On the other hand, the sketches often reinforce many of the more negative preconceptions about private equity practices. A company founder facing a crisis is romanced by the firm, but once he takes their money “the old man will be left on the side of the road if he is not on board” with their plans. The game plan for another buyout is to “cut out the fat by negotiating hard with trade unions and suppliers” and quickly “flip it to an Asian conglomerate” at the first bullish window of opportunity.
Khajuria seems to justify some of the more questionable practices by emphasizing that the spoils – after taking out the two and twenty along with a long list of other fees that he only mentions in passing – accrue to retirees through the investments of their pension funds.
While repeatedly emphasizing the benefits to “the financial security of our loved ones,” he fails to mention that the less sympathetic sovereign wealth funds dwarf the largest U.S. pensions as private equity investors. Teachers and firefighters are mentioned repeatedly; China and the UAE, the two largest sovereign wealth investors in private equity who together account for more than all US pension funds combined, not at all.
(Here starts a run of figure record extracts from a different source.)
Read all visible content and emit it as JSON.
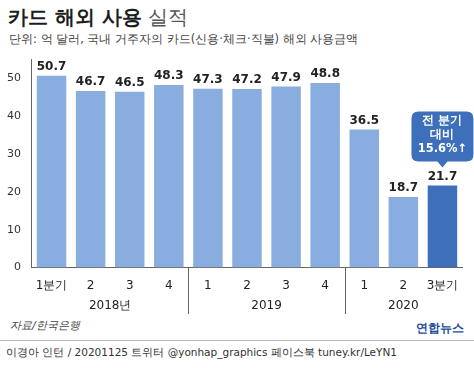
{
  "chart_data": {
    "type": "bar",
    "title": "카드 해외 사용 실적",
    "subtitle": "단위: 억 달러, 국내 거주자의 카드(신용·체크·직불) 해외 사용금액",
    "categories": [
      "1분기",
      "2",
      "3",
      "4",
      "1",
      "2",
      "3",
      "4",
      "1",
      "2",
      "3분기"
    ],
    "years": [
      {
        "label": "2018년",
        "span": 4
      },
      {
        "label": "2019",
        "span": 4
      },
      {
        "label": "2020",
        "span": 3
      }
    ],
    "values": [
      50.7,
      46.7,
      46.5,
      48.3,
      47.3,
      47.2,
      47.9,
      48.8,
      36.5,
      18.7,
      21.7
    ],
    "colors": [
      "#8aade0",
      "#8aade0",
      "#8aade0",
      "#8aade0",
      "#8aade0",
      "#8aade0",
      "#8aade0",
      "#8aade0",
      "#8aade0",
      "#8aade0",
      "#3d6fba"
    ],
    "ylim": [
      0,
      55
    ],
    "yticks": [
      0,
      10,
      20,
      30,
      40,
      50
    ],
    "grid": false,
    "data_labels": true,
    "annotation": {
      "text": [
        "전 분기",
        "대비",
        "15.6%↑"
      ],
      "at": "3분기"
    },
    "source": "자료/한국은행",
    "footer": "이경아 인턴 / 20201125  트위터 @yonhap_graphics  페이스북 tuney.kr/LeYN1",
    "logo": "연합뉴스"
  }
}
It’s hard to disagree with Khajuria that given the already huge and growing influence of all forms of private capital, greater public understanding about private capital is “essential.”
Despite its ambitions, Two and Twenty makes a rather modest contribution towards achieving that laudable objective.
Jonathan A. Knee is a professor of professional practice at Columbia Business School and a senior advisor at Evercore. His most recent book is “The Platform Delusion: Who Wins and Who Loses in the Age of Tech Titans.”